Use active sidekiq router's queues for sidekiq/queue_metrics API
What does this MR do and why?
As discussed in an internal slack thread, there is one problem with GET api/v4/sidekiq/queue_metrics
endpoint. That endpoint is supposed to return the list of Sidekiq queues and corresponding backlog and latency numbers. Previously, when we follow queue-per-worker, that endpoint returns a curated list of around 500 queues. After we migrated to use queue-per-shard and queue routing rules, the number of queues drops significantly, down to a handful of queues. Unfortunately, we still maintain a list of queue names generated from worker names. That list is persisted in Redis and can be accessed with Sidekiq::Queue API. The redundant queues can only be removed after gitlab-com/gl-infra&596 (closed) is done.

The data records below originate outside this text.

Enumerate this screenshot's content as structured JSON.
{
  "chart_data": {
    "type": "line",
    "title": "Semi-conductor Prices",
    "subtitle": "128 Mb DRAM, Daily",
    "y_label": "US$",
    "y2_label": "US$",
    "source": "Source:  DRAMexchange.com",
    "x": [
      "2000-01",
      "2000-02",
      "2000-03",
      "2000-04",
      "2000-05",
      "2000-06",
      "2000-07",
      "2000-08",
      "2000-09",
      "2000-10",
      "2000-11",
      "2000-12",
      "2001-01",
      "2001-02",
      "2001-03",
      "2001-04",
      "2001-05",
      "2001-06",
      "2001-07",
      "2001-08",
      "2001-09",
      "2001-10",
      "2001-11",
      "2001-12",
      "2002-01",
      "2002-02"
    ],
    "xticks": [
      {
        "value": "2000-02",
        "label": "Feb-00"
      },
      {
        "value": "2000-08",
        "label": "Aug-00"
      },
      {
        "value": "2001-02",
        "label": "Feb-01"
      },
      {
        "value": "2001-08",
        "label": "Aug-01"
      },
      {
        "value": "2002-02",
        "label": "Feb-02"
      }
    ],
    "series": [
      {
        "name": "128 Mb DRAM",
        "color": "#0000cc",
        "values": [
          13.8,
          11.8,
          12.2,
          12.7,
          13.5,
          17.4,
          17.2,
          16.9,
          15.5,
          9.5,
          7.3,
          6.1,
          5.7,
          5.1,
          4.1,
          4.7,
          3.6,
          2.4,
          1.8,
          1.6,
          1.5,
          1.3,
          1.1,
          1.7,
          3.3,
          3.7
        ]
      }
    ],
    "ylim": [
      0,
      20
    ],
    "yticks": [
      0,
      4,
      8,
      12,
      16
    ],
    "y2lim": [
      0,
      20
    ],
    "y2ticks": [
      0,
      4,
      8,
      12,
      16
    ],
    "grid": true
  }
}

This MR makes that endpoint return the data for active routing queues only. The list of queues is now generated by pushing the list of workers to global Sidekiq router.
How to set up and validate locally
-
Apply the production routing rules to local environment
-
Issue
curl --header "PRIVATE-TOKEN: $TOKEN" "http://localhost:3000/api/v4/sidekiq/queue_metrics"
command against the local web server. The results are different before and after the change is made. -
Before
{
"queues": {
"adjourned_project_deletion": {
"backlog": 0,
"latency": 0
},
"admin_emails": {
"backlog": 0,
"latency": 0
},
"analytics_code_review_metrics": {
"backlog": 0,
"latency": 0
},
"analytics_devops_adoption_create_snapshot": {
"backlog": 0,
"latency": 0
},
"analytics_usage_trends_counter_job": {
"backlog": 0,
"latency": 0
},
... 500+ more
}
- After
{
"queues": {
"database_throttled": {
"backlog": 0,
"latency": 0
},
"default": {
"backlog": 0,
"latency": 0
},
"elasticsearch": {
"backlog": 177,
"latency": 2070042
},
"email_receiver": {
"backlog": 0,
"latency": 0
},
"gitaly_throttled": {
"backlog": 0,
"latency": 0
},
"imports": {
"backlog": 0,
"latency": 0
},
"low_urgency_cpu_bound": {
"backlog": 108,
"latency": 2070042
},
"mailers": {
"backlog": 0,
"latency": 0
},
"memory_bound": {
"backlog": 0,
"latency": 0
},
"quarantine": {
"backlog": 0,
"latency": 0
},
"service_desk_email_receiver": {
"backlog": 0,
"latency": 0
},
"urgent_cpu_bound": {
"backlog": 0,
"latency": 0
},
"urgent_other": {
"backlog": 3,
"latency": 1564815
}
}
}
MR acceptance checklist
This checklist encourages us to confirm any changes have been analyzed to reduce risks in quality, performance, reliability, security, and maintainability.
-
I have evaluated the MR acceptance checklist for this MR.